We live in a world that rejects its King to the point of the hatred of crucifying Him.  Awkwardly this sentiment hasn’t improved, in fact its gotten worse.

So even though trouble surrounds us, there’s a new lens to view it through.  We must find all our solutions are in Christ, in His Word of Truth, and in claiming His promises of answered prayer.

Does that mean instantaneous answers in each dilemma?  No, we are in a war, and this battle is fought on three fronts.  A manic power called Satan, the scheme of this age and all ages, which is called this world system, and our natural inclination of willful rebellion.

In this conflict we find ourselves as often our worst enemy.  We are yielding easily to demonic suggestion and the world scheme.  We have to grow in our trust and commitment and yield to what the Lord is allowing in the tests and challenges.

Jesus is very simple with His solutions.  First the negative side is seen in Hebrews 11:6, that without faith it is impossible to please God.  If we don’t trust God, He won’t force His design on us because we are upsetting His purposes and plans.  He asks us to be confident in His Word of truth to us.  It’s unpleasant and hostile to reject what He is communicating to us.

On the positive side we are to grow in faith in God.  Proverbs 3:5 states: Trust in the Lord with all our hearts and don’t lean on our own logic.  When we trust what He says and how He is reaching out to us we can confide in Him with our feelings and expectations.

Colossians sees it this way with the simple phrase: Continue in prayer, Colossians 4:2.  John states that Jesus calls us to abide and stay close to Him, John 15, for outside of that, we can do nothing.  Nothing else works, and the sooner we come to that conclusion the better.

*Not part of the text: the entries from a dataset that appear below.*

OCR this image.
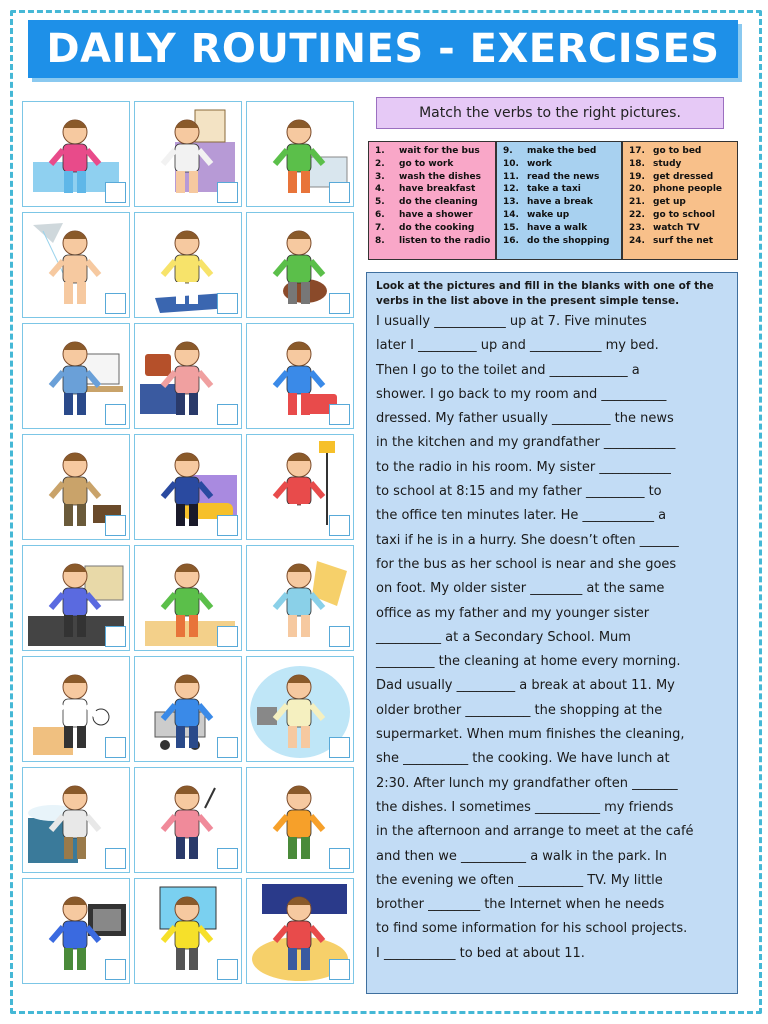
DAILY ROUTINES - EXERCISES
Match the verbs to the right pictures.
1. wait for the bus
2. go to work
3. wash the dishes
4. have breakfast
5. do the cleaning
6. have a shower
7. do the cooking
8. listen to the radio
9. make the bed
10. work
11. read the news
12. take a taxi
13. have a break
14. wake up
15. have a walk
16. do the shopping
17. go to bed
18. study
19. get dressed
20. phone people
21. get up
22. go to school
23. watch TV
24. surf the net
Look at the pictures and fill in the blanks with one of the verbs in the list above in the present simple tense.
I usually ___________ up at 7. Five minutes
later I _________ up and ___________ my bed.
Then I go to the toilet and ____________ a
shower. I go back to my room and __________
dressed. My father usually _________ the news
in the kitchen and my grandfather ___________
to the radio in his room. My sister ___________
to school at 8:15 and my father _________ to
the office ten minutes later. He ___________ a
taxi if he is in a hurry. She doesn’t often ______
for the bus as her school is near and she goes
on foot. My older sister ________ at the same
office as my father and my younger sister
__________ at a Secondary School. Mum
_________ the cleaning at home every morning.
Dad usually _________ a break at about 11. My
older brother __________ the shopping at the
supermarket. When mum finishes the cleaning,
she __________ the cooking. We have lunch at
2:30. After lunch my grandfather often _______
the dishes. I sometimes __________ my friends
in the afternoon and arrange to meet at the café
and then we __________ a walk in the park. In
the evening we often __________ TV. My little
brother ________ the Internet when he needs
to find some information for his school projects.
I ___________ to bed at about 11.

We have to fight rejecting God and we do that by faith, which is expressed in prayer.  We need to place Him in the center of our life continually; this is His rightful place in our lives.

We need to depend on Jesus and that dependence is fleshed out in persistent prayer, frequent prayer, recurrent prayer, which means incessant, constant and repetitive reaching out to Christ.

This is our deep necessity.  He allows the problems to press us to Him.  He’s showing us what we really need and want is in Jesus; He is where our supplies are met.

We can’t stop praying, we deeply need our Lord.  It doesn’t matter if we are attacked by those that imply that God is against us, their rejection should only drive us deeper to crowning our King again and again and finding our worth in Him.

We can’t stop praying, we can’t ever accept no as an answer, Jesus meets all our needs and He’s telling us to seek Him in the troubles.